Forum Moderators: phranque
I appreciate all the effort that has gone into the previous discussions on this [webmasterworld.com] but I was wondering if someone can sticky me - or post if it's allowed - an up-to-date list of bad and useless bots?
I guess a more attractive alternative to the actual mod_rewrite code would be definitions / descriptions of currently active bots?
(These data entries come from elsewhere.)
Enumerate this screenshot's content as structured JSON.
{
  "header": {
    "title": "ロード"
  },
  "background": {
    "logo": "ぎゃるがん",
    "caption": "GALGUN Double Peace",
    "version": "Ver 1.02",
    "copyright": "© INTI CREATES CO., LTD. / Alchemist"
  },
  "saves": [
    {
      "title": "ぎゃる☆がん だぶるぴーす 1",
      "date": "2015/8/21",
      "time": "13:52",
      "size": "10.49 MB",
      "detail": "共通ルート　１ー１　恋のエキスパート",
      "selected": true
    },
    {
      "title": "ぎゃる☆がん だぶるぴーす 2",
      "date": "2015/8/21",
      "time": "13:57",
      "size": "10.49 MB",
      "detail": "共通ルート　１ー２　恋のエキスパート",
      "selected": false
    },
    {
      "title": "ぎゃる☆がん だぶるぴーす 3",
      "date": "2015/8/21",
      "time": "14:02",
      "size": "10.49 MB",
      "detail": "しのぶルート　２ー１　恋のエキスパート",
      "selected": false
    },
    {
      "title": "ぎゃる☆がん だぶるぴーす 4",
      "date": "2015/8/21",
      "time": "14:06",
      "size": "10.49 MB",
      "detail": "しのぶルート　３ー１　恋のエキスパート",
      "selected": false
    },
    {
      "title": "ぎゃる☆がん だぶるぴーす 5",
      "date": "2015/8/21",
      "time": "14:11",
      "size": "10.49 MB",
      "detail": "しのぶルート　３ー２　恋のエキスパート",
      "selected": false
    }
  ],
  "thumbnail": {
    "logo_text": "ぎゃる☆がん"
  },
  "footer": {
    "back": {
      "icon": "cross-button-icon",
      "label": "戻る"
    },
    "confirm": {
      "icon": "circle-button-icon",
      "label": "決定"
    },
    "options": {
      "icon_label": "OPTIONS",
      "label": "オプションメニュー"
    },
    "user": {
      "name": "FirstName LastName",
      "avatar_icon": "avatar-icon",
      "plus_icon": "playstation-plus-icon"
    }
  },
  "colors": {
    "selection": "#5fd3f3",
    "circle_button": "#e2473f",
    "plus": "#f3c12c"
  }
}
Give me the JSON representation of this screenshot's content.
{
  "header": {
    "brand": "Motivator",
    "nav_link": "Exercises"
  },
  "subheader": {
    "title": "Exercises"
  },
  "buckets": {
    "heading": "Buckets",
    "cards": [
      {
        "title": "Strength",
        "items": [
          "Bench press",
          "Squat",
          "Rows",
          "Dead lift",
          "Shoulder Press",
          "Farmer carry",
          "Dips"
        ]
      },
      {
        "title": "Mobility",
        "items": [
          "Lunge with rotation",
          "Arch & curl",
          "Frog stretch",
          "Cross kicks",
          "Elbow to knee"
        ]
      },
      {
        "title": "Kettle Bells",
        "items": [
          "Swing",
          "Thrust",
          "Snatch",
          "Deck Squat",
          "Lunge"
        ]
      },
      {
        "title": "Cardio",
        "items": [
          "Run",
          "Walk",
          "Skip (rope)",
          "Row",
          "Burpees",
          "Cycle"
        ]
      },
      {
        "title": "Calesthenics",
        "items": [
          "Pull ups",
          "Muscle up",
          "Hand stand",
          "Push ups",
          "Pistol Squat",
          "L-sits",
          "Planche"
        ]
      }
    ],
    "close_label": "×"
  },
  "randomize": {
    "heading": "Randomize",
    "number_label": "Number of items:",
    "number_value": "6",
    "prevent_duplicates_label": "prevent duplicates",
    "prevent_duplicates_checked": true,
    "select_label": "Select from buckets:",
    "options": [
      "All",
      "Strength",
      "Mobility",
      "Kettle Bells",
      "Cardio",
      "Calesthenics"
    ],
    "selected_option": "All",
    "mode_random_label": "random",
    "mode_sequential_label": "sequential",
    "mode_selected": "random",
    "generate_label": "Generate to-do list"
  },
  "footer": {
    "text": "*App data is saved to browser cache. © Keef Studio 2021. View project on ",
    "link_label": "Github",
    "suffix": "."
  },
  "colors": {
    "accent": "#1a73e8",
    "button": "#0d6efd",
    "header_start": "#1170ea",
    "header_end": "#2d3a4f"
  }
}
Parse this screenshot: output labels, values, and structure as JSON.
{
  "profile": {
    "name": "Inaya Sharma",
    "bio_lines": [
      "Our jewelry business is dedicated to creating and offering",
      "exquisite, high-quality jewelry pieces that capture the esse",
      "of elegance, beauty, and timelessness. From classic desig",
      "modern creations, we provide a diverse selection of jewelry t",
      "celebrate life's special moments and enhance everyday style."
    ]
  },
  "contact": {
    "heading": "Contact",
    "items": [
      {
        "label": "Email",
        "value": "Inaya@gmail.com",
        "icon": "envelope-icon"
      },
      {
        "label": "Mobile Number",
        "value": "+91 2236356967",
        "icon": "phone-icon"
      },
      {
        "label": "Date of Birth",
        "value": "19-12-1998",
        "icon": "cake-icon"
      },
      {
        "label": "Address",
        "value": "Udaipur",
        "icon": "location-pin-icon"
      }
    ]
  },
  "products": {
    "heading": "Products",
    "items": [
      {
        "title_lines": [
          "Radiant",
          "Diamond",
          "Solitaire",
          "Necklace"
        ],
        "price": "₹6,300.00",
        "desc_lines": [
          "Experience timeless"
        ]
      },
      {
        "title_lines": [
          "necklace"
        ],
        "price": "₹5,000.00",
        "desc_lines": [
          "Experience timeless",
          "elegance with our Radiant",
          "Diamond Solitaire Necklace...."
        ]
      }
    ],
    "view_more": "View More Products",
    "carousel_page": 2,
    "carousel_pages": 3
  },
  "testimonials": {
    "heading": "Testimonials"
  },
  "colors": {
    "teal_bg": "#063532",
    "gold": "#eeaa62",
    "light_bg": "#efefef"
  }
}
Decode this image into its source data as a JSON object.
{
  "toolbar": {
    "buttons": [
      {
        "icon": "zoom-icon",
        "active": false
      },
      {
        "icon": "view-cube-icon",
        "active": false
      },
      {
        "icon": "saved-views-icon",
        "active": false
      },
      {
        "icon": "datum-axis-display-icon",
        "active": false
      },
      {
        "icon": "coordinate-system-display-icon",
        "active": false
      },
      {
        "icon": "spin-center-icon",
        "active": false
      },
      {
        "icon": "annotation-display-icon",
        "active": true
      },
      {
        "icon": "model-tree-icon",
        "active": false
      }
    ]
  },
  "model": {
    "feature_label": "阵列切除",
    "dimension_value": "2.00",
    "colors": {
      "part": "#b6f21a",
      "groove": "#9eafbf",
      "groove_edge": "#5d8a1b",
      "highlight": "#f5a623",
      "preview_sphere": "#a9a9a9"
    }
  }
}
RewriteCond %{HTTP_USER_AGENT} !EmailProtect [NC]RewriteCond %{HTTP_USER_AGENT} ^(BlackWidow¦Crescent¦Disco.?¦ExtractorPro¦HTML.?Works¦Franklin.?Locator) [NC,OR]
RewriteCond %{HTTP_USER_AGENT} ^(Green\ Research¦Harvest¦HLoader¦http.?generic¦Industry.?Program) [NC,OR]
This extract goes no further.